NGL has given up enough business over the years to support many “appraisers” who don’t really care what value goes on an item – just so they can profit by the transaction. I keep seeing appraisals up to eight times the jeweler’s cost—a bit high considering today’s competitive market, don’t you think? Since NGL does not cater to all elements of the jewelry industry, we loose business to those who do, but retain an integrity to the remaining jewelers who believe in honest representations to their clients.
Many appraisers also deal in jewelry on the side (or up front). Not illegal, not even immoral except when they represent themselves as “independent”. And ours isn’t an isolated industry. Appraisers and agents in other fields routinely enter into transactions over the articles they examine, but I think that smacks of conflict- of-interest.
Am I ever tempted to sell to the public, especially after seeing the rip-offs I do? Sure. I could make a lot more money than I do now, but feel I would impugn my integrity to the industry and the public as an independent appraiser. If I do ever cross over, I will be up front about it.
As the Northwest’s first independent fine jewelry appraisal laboratory and one of the few that doesn’t sell jewelry, NGL takes pride in offering uncompromised appraisal services for insurance, estate and other legal purposes.
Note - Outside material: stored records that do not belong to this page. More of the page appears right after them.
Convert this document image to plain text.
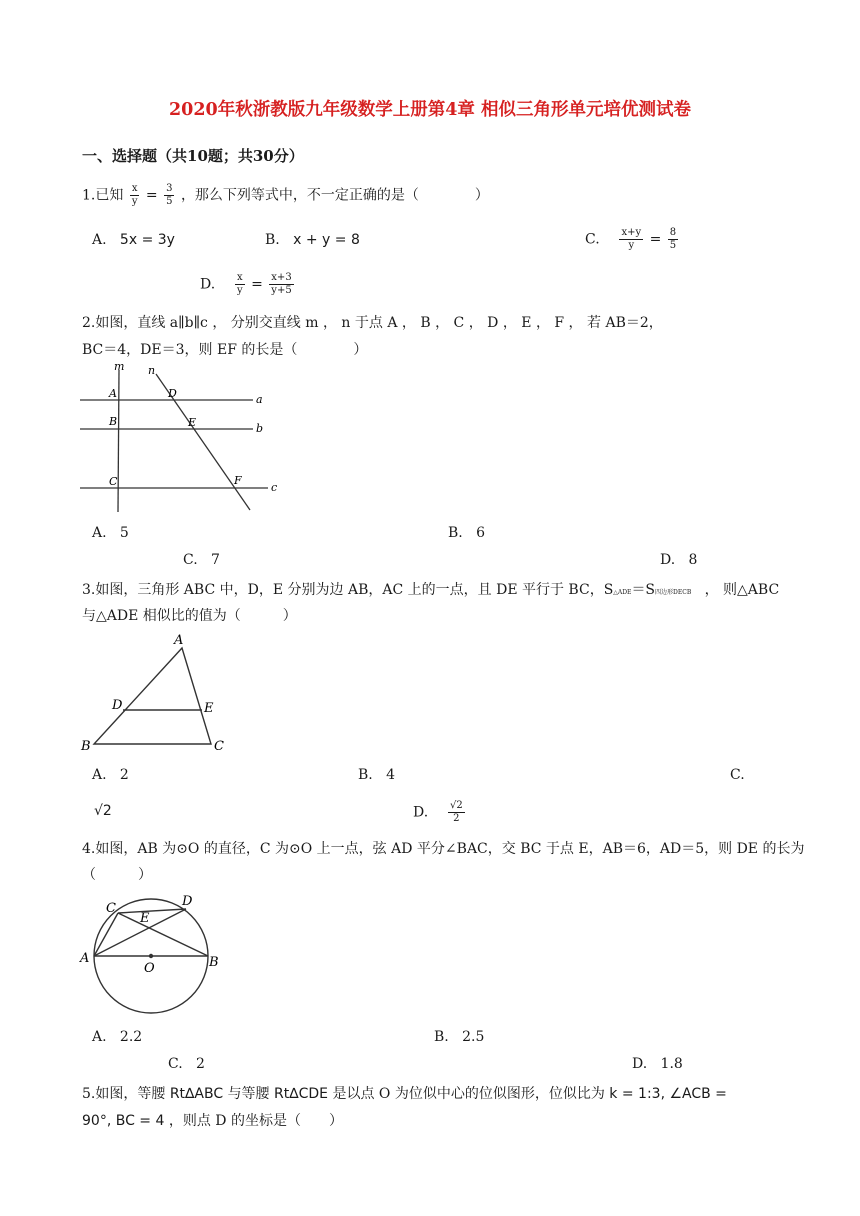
2020年秋浙教版九年级数学上册第4章 相似三角形单元培优测试卷
一、选择题（共10题；共30分）
1.已知 $\frac{x}{y} = \frac{3}{5}$ ，那么下列等式中，不一定正确的是（　　　　）
A. 5x = 3y	B. x + y = 8	C. $\frac{x+y}{y} = \frac{8}{5}$
D. $\frac{x}{y} = \frac{x+3}{y+5}$
2.如图，直线 a∥b∥c ， 分别交直线 m ， n 于点 A ， B ， C ， D ， E ， F ， 若 AB＝2，
BC＝4，DE＝3，则 EF 的长是（　　　　）
m n
A
B
C
D
E
F
a
b
c
A. 5	B. 6
C. 7	D. 8
3.如图，三角形 ABC 中，D，E 分别为边 AB，AC 上的一点，且 DE 平行于 BC，S△ADE＝S四边形DECB ， 则△ABC
与△ADE 相似比的值为（　　　）
A
B	C
D	E
A. 2	B. 4	C.
√2	D. $\frac{√2}{2}$
4.如图，AB 为⊙O 的直径，C 为⊙O 上一点，弦 AD 平分∠BAC，交 BC 于点 E，AB＝6，AD＝5，则 DE 的长为
（　　　）
A	B
C	D
E
O
A. 2.2	B. 2.5
C. 2	D. 1.8
5.如图，等腰 Rt∆ABC 与等腰 Rt∆CDE 是以点 O 为位似中心的位似图形，位似比为 k = 1:3, ∠ACB =
90°, BC = 4 ，则点 D 的坐标是（　　）
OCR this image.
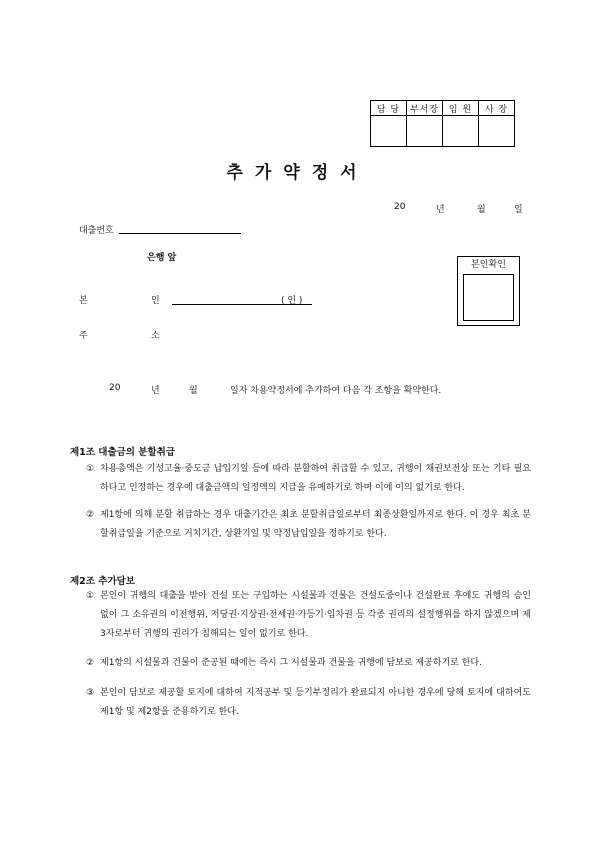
담 당	부서장	임 원	사 장

추가약정서
20	년	월	일
대출번호
은행 앞
본	인	( 인 )
주	소
본인확인
20	년	월	일자 차용약정서에 추가하여 다음 각 조항을 확약한다.
제1조 대출금의 분할취급
① 차용총액은 기성고율·중도금 납입기일 등에 따라 분할하여 취급할 수 있고, 귀행이 채권보전상 또는 기타 필요하다고 인정하는 경우에 대출금액의 일정액의 지급을 유예하기로 하며 이에 이의 없기로 한다.
② 제1항에 의해 분할 취급하는 경우 대출기간은 최초 분할취급일로부터 최종상환일까지로 한다. 이 경우 최초 분할취급일을 기준으로 거치기간, 상환기일 및 약정납입일을 정하기로 한다.
제2조 추가담보
① 본인이 귀행의 대출을 받아 건설 또는 구입하는 시설물과 건물은 건설도중이나 건설완료 후에도 귀행의 승인 없이 그 소유권의 이전행위, 저당권·지상권·전세권·가등기·임차권 등 각종 권리의 설정행위를 하지 않겠으며 제3자로부터 귀행의 권리가 침해되는 일이 없기로 한다.
② 제1항의 시설물과 건물이 준공된 때에는 즉시 그 시설물과 건물을 귀행에 담보로 제공하기로 한다.
③ 본인이 담보로 제공할 토지에 대하여 지적공부 및 등기부정리가 완료되지 아니한 경우에 당해 토지에 대하여도 제1항 및 제2항을 준용하기로 한다.
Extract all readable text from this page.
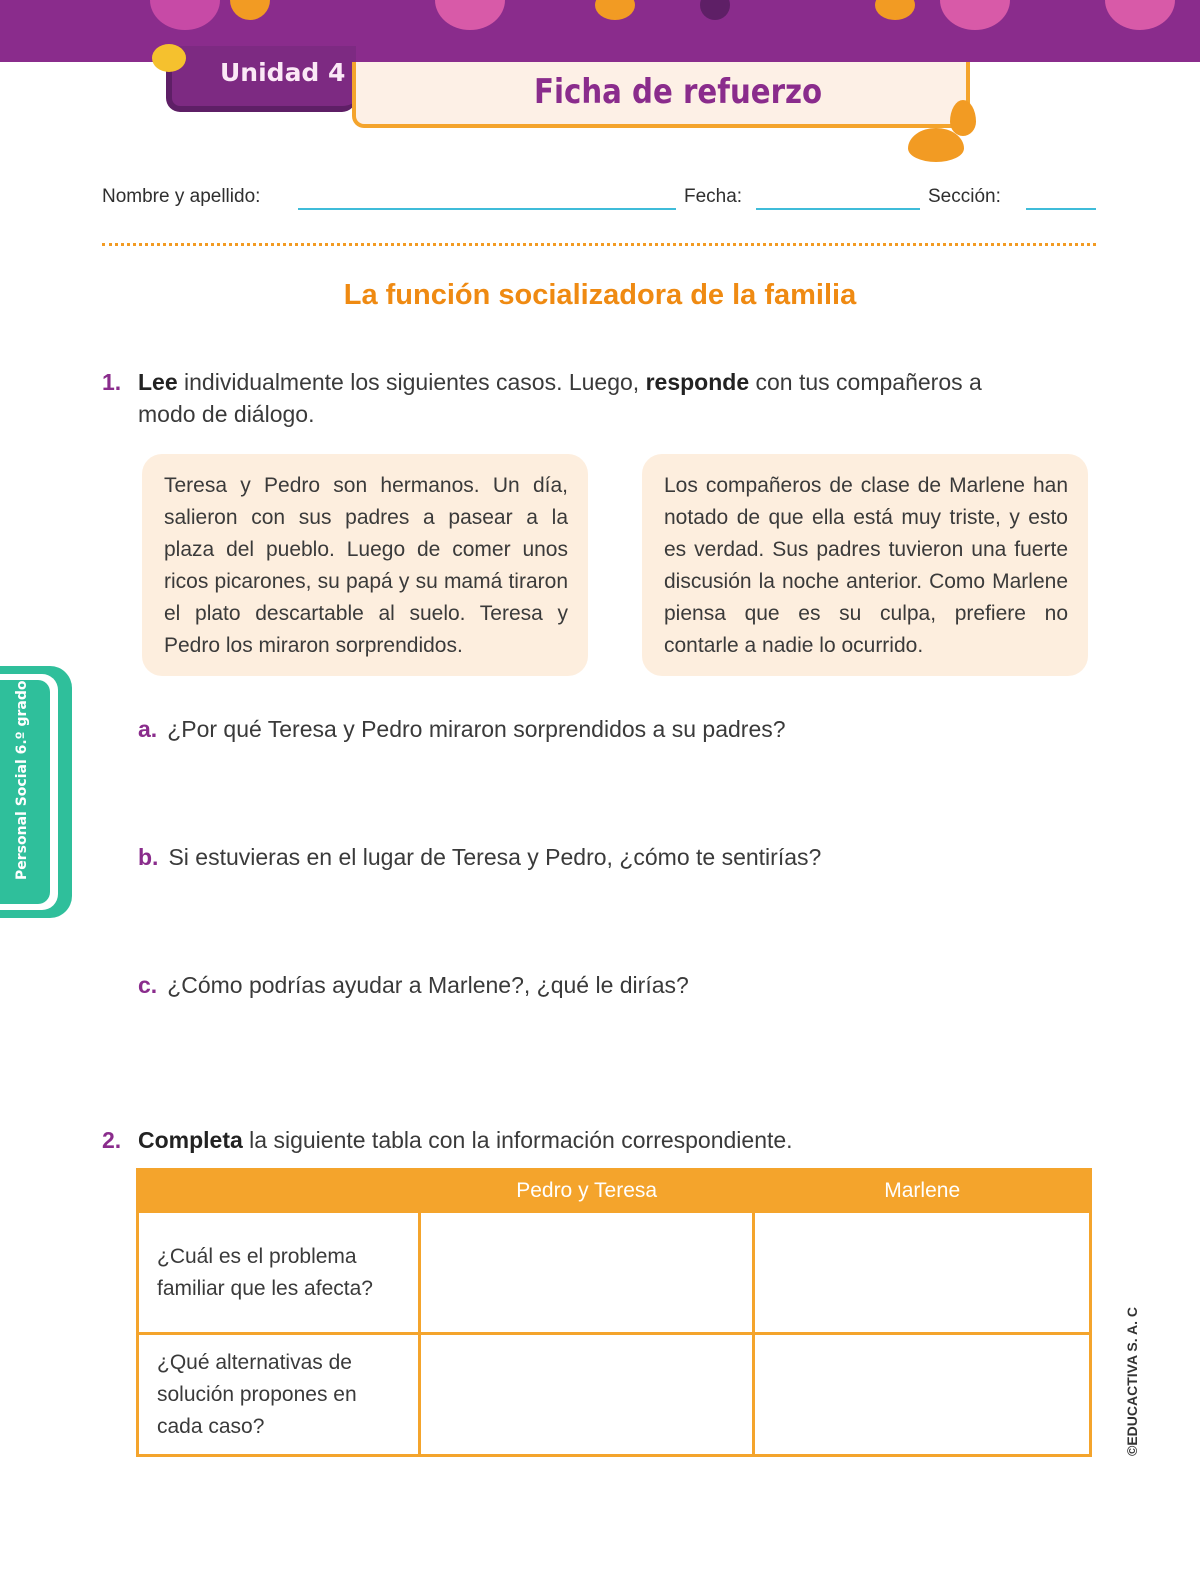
Unidad 4	Ficha de refuerzo
Nombre y apellido:	Fecha:	Sección:
La función socializadora de la familia
1. Lee individualmente los siguientes casos. Luego, responde con tus compañeros a
modo de diálogo.
Teresa y Pedro son hermanos. Un día, salieron con sus padres a pasear a la plaza del pueblo. Luego de comer unos ricos picarones, su papá y su mamá tiraron el plato descartable al suelo. Teresa y Pedro los miraron sorprendidos.
Los compañeros de clase de Marlene han notado de que ella está muy triste, y esto es verdad. Sus padres tuvieron una fuerte discusión la noche anterior. Como Marlene piensa que es su culpa, prefiere no contarle a nadie lo ocurrido.
a. ¿Por qué Teresa y Pedro miraron sorprendidos a su padres?
b. Si estuvieras en el lugar de Teresa y Pedro, ¿cómo te sentirías?
c. ¿Cómo podrías ayudar a Marlene?, ¿qué le dirías?
2. Completa la siguiente tabla con la información correspondiente.
	Pedro y Teresa	Marlene

¿Cuál es el problema familiar que les afecta?		

¿Qué alternativas de solución propones en cada caso?		

Personal Social 6.º grado
©EDUCACTIVA S. A. C
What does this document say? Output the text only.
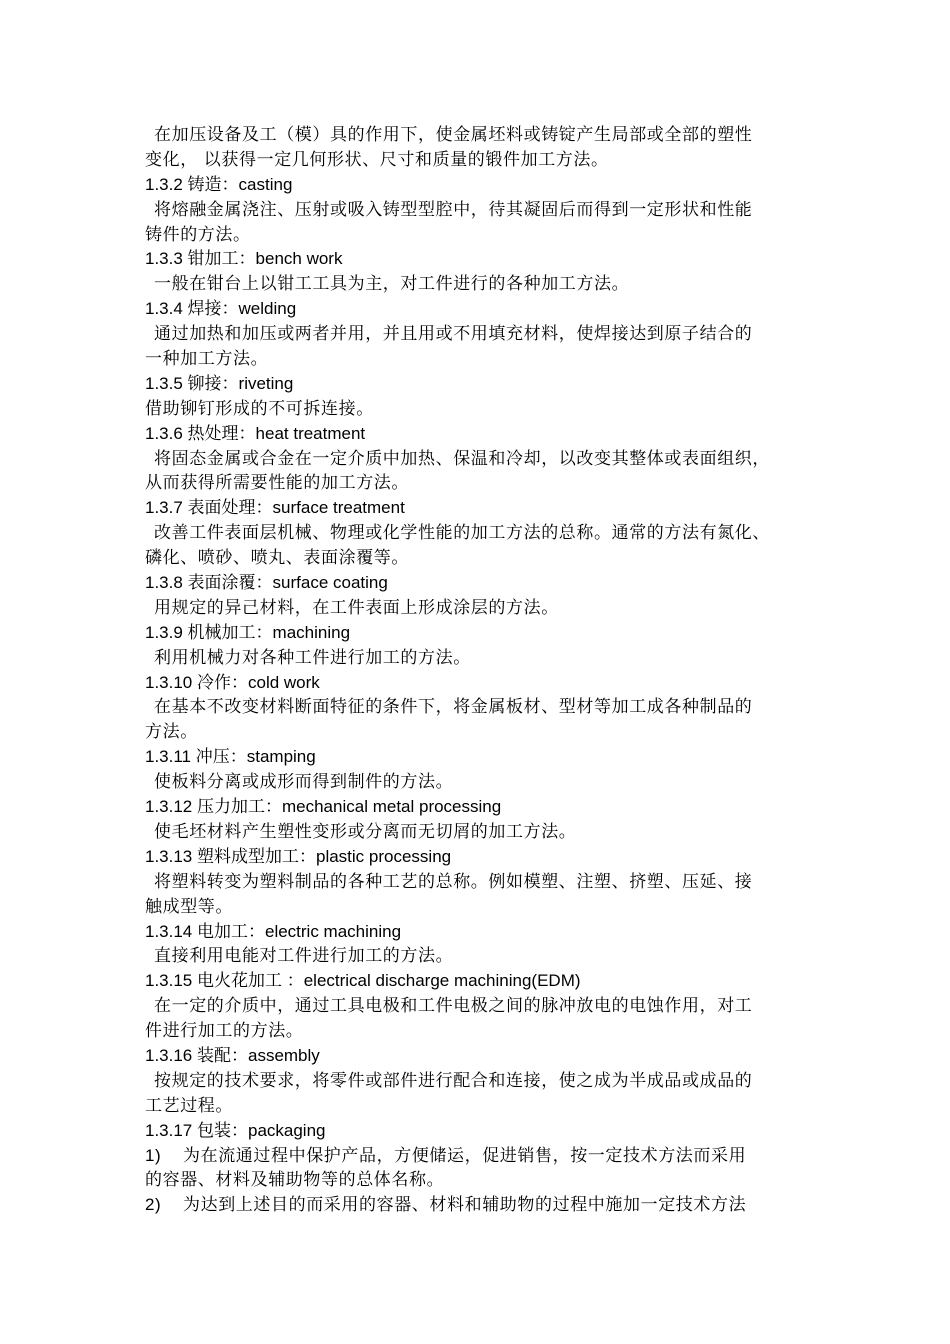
在加压设备及工（模）具的作用下，使金属坯料或铸锭产生局部或全部的塑性
变化， 以获得一定几何形状、尺寸和质量的锻件加工方法。
1.3.2 铸造：casting
将熔融金属浇注、压射或吸入铸型型腔中，待其凝固后而得到一定形状和性能
铸件的方法。
1.3.3 钳加工：bench work
一般在钳台上以钳工工具为主，对工件进行的各种加工方法。
1.3.4 焊接：welding
通过加热和加压或两者并用，并且用或不用填充材料，使焊接达到原子结合的
一种加工方法。
1.3.5 铆接：riveting
借助铆钉形成的不可拆连接。
1.3.6 热处理：heat treatment
将固态金属或合金在一定介质中加热、保温和冷却，以改变其整体或表面组织，
从而获得所需要性能的加工方法。
1.3.7 表面处理：surface treatment
改善工件表面层机械、物理或化学性能的加工方法的总称。通常的方法有氮化、
磷化、喷砂、喷丸、表面涂覆等。
1.3.8 表面涂覆：surface coating
用规定的异己材料，在工件表面上形成涂层的方法。
1.3.9 机械加工：machining
利用机械力对各种工件进行加工的方法。
1.3.10 冷作：cold work
在基本不改变材料断面特征的条件下，将金属板材、型材等加工成各种制品的
方法。
1.3.11 冲压：stamping
使板料分离或成形而得到制件的方法。
1.3.12 压力加工：mechanical metal processing
使毛坯材料产生塑性变形或分离而无切屑的加工方法。
1.3.13 塑料成型加工：plastic processing
将塑料转变为塑料制品的各种工艺的总称。例如模塑、注塑、挤塑、压延、接
触成型等。
1.3.14 电加工：electric machining
直接利用电能对工件进行加工的方法。
1.3.15 电火花加工 ：electrical discharge machining(EDM)
在一定的介质中，通过工具电极和工件电极之间的脉冲放电的电蚀作用，对工
件进行加工的方法。
1.3.16 装配：assembly
按规定的技术要求，将零件或部件进行配合和连接，使之成为半成品或成品的
工艺过程。
1.3.17 包装：packaging
1) 为在流通过程中保护产品，方便储运，促进销售，按一定技术方法而采用
的容器、材料及辅助物等的总体名称。
2) 为达到上述目的而采用的容器、材料和辅助物的过程中施加一定技术方法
I hope that matters to you.
I am getting really tired of seeing “certified” diamonds and pre-sell appraisals that don’t stack up to the long established standards of the Gemological Institute of America (GIA). Appraisers who advertise their Graduate Gemologists (G.G.) credentials should follow the rules they were taught, whether appraising for the manufacturer, jeweler or consumer.
Ideally, an appraisal is prepared for the owner of the jewelry, with accurate grading and a realistic value for insurance purposes. Nowadays though, jewelers – both traditional and internet, are relying more and more upon appraisals prepared in the interest of selling the item appraised.
These “pre-sale” appraisals are everywhere, even on modestly priced articles and are often supplied by the manufacturers. Don’t get me wrong, I think up-front representation is great, (we started doing similar preliminary reports twenty years ago) but what I am seeing are reports which are more “jeweler friendly” than gemologically accurate. And the values attached tend to be consistently generous (at least compared to the values we follow).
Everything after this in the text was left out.